By age 60, those with YOD had a significantly elevated risk for all-cause hospitalization compared with those with a usual-onset on diabetes (risk ratio 1.8, 95% CI 1.7-2.0). This association also held true when looking across a number of different causes of hospitalization (P<0.001 for interaction for all):

  • Renal: RR 6.7 (95% CI 4.2-10.6)
  • Diabetes: RR 3.7 (95% CI 3.0-4.6)
  • Cardiovascular: RR 2.1 (95% CI 1.8-2.5)
  • Infection: RR 1.7 (95% CI 1.4-2.1)

“On the basis of the observed hospitalization rates, we estimated that a patient diagnosed with YOD would spend nearly 100 days in the hospital by his or her 75th birthday,” the researchers calculated.

Chan’s group emphasized the importance of modifiable risk factors to attenuate for this hospitalization risk, determining that intensified risk factor control for those with YOD slashed the cumulative number of in-hospital bed days prior to age 75 by one-third.

This intensified risk factor control included well-controlled diabetes with a target HbA1c <6.2%, a target systolic blood pressure <120 mmHg, LDL cholesterol level <77.3 mg/dL (2.0 mmol/L), and triglyceride level <115.1 mg/dL (<1.3 mmol/L).

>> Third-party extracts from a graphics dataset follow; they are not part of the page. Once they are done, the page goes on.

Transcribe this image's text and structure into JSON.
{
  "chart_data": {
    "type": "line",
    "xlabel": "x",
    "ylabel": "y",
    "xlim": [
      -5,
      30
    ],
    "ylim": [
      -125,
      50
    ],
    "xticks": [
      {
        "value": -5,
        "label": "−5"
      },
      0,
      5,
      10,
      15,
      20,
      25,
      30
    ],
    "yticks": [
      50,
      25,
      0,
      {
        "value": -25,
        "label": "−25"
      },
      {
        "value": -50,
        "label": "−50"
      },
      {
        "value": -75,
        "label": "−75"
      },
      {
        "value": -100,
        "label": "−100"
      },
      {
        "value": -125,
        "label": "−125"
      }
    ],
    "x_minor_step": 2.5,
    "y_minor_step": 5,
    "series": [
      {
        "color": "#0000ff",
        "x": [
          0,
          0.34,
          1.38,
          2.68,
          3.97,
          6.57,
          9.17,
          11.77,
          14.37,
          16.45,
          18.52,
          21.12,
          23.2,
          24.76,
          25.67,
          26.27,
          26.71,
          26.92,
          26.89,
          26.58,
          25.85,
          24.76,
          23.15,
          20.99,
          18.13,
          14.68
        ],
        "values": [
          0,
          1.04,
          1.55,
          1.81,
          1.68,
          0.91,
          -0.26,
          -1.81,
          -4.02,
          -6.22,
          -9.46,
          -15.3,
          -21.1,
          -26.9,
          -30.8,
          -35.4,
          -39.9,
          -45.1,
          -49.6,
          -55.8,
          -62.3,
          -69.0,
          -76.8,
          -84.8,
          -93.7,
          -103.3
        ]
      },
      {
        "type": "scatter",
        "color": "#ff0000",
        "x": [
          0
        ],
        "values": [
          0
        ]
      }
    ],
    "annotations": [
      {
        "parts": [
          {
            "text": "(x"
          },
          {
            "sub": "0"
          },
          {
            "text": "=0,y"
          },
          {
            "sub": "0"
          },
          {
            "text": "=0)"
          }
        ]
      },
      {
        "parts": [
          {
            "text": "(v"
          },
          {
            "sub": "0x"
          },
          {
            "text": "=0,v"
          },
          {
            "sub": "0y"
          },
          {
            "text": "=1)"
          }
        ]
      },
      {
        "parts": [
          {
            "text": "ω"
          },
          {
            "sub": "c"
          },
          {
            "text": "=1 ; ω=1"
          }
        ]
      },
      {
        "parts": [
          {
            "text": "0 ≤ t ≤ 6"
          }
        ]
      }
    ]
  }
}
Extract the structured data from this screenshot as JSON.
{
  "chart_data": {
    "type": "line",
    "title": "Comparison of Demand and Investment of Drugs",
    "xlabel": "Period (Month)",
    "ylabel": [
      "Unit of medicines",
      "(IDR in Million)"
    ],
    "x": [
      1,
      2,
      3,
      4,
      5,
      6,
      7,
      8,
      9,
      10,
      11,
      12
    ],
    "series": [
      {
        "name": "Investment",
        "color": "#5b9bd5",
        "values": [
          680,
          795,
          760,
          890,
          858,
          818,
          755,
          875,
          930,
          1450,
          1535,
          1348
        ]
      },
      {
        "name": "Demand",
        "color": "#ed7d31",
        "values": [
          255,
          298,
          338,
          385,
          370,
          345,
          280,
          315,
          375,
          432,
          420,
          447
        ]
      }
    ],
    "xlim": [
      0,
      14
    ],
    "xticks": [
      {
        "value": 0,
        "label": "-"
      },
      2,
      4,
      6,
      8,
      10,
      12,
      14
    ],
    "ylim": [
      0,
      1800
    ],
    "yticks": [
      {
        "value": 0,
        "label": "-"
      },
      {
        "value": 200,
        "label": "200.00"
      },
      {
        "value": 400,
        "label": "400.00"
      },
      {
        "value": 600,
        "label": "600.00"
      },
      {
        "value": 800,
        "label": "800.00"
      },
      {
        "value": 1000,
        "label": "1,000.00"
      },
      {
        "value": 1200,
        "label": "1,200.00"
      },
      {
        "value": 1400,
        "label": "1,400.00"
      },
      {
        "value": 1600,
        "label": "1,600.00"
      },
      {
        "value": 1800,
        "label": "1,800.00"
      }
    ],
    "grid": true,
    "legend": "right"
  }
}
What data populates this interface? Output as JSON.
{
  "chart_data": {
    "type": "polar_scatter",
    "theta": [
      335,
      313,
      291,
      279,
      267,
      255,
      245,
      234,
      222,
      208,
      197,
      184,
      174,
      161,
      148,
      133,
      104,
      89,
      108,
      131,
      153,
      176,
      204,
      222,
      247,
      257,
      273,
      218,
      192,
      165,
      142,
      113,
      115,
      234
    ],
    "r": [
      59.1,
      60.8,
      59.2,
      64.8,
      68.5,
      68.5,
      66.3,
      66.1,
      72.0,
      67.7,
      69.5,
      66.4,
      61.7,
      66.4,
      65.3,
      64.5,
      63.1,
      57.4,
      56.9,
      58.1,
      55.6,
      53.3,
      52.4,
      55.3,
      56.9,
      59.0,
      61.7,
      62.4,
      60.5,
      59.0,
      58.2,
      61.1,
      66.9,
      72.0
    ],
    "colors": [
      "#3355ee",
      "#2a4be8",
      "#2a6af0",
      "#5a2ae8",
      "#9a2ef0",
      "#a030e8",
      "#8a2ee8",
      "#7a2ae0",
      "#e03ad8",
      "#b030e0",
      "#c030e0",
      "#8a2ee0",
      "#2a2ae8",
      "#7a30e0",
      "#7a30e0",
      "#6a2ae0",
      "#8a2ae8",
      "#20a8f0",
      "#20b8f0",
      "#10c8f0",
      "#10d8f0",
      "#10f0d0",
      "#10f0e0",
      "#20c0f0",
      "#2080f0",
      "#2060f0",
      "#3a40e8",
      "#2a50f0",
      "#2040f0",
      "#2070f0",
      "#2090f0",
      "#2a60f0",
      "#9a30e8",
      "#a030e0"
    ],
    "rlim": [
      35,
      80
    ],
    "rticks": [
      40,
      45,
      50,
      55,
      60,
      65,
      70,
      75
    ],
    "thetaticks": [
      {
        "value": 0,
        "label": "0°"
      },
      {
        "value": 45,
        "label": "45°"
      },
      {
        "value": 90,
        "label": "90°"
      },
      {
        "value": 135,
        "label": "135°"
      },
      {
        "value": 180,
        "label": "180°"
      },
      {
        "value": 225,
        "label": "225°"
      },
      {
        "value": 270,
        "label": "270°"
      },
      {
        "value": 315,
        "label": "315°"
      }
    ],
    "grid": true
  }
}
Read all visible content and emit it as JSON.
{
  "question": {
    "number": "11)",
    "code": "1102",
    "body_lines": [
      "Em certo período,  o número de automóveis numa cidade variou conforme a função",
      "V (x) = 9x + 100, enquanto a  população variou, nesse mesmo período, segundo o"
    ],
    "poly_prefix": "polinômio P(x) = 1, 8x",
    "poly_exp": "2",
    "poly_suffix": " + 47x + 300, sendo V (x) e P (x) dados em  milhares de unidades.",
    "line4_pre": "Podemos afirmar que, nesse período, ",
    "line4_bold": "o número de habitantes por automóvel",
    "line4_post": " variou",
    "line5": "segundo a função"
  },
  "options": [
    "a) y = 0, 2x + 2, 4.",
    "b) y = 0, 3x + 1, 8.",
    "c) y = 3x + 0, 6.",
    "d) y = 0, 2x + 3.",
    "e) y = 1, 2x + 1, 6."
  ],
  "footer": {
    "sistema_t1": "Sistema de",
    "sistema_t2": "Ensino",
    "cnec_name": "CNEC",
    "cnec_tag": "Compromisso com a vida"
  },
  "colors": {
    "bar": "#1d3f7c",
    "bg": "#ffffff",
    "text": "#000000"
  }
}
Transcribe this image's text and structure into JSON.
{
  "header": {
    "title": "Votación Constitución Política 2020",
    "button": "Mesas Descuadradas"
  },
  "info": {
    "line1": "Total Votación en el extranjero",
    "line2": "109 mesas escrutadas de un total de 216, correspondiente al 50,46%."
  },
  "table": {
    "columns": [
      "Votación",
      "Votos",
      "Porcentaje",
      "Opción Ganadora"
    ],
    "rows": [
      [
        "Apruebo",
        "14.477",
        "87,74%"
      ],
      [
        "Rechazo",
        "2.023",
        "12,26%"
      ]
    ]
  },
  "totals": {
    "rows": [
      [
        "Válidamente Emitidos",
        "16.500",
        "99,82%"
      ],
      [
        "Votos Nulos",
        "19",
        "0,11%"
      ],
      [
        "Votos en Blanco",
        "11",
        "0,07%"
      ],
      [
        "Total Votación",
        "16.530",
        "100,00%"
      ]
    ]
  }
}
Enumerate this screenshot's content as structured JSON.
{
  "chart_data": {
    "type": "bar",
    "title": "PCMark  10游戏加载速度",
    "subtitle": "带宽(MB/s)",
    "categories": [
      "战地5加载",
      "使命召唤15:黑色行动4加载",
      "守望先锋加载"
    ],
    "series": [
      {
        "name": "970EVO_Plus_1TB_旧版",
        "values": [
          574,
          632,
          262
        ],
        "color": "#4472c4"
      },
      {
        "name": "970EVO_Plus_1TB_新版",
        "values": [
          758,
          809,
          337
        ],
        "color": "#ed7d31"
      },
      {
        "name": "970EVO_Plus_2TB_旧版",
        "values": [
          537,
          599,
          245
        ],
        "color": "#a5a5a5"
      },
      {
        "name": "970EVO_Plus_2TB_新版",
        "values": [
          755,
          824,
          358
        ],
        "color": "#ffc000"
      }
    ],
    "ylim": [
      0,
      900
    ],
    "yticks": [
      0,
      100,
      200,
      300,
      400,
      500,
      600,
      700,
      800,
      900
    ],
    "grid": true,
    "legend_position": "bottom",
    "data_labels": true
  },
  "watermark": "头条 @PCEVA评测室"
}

This also included abstaining from smoking and a waist circumference of <33.5 in (85 cm) for men and 31.5 in (80 cm) for women.

Some limitations to this cohort study included the exclusively Chinese population, which potentially limits generalizability. Also, the study drew upon a population-based and registry-based type 2 diabetes cohorts, and the registry cohort may have been biased towards healthier YOD survivors, the researchers noted.

Chan’s group called this link between mental health and YOD a “costly burden” and “an urgent call for policymakers, payers, patients, and health care providers to take action and address this unmet need.”

They recommended “An integrated system is needed to identify patients with YOD for comprehensive assessment of physical and psychological health, followed by optimization of cardiometabolic risk factors and individualized care to improve quality of life and reduce the effects of long-term complications on patients, their families, employers, and the health care system.”

The study was funded by the Asia Diabetes Foundation.

Chan and co-authors disclosed no relevant relationships with industry. One co-author disclosed support from the Canadian Institutes of Health Research Canada Graduate Scholarship and Michael Smith Foreign Study Supplements, the University of Toronto Clinician Investigator Program, the Canadian Society of Endocrinology and Metabolism Dr. Fernand Labrie Fellowship Research Grant, and the Royal College of Physicians and Surgeons of Canada Detweiler Travelling Fellowship.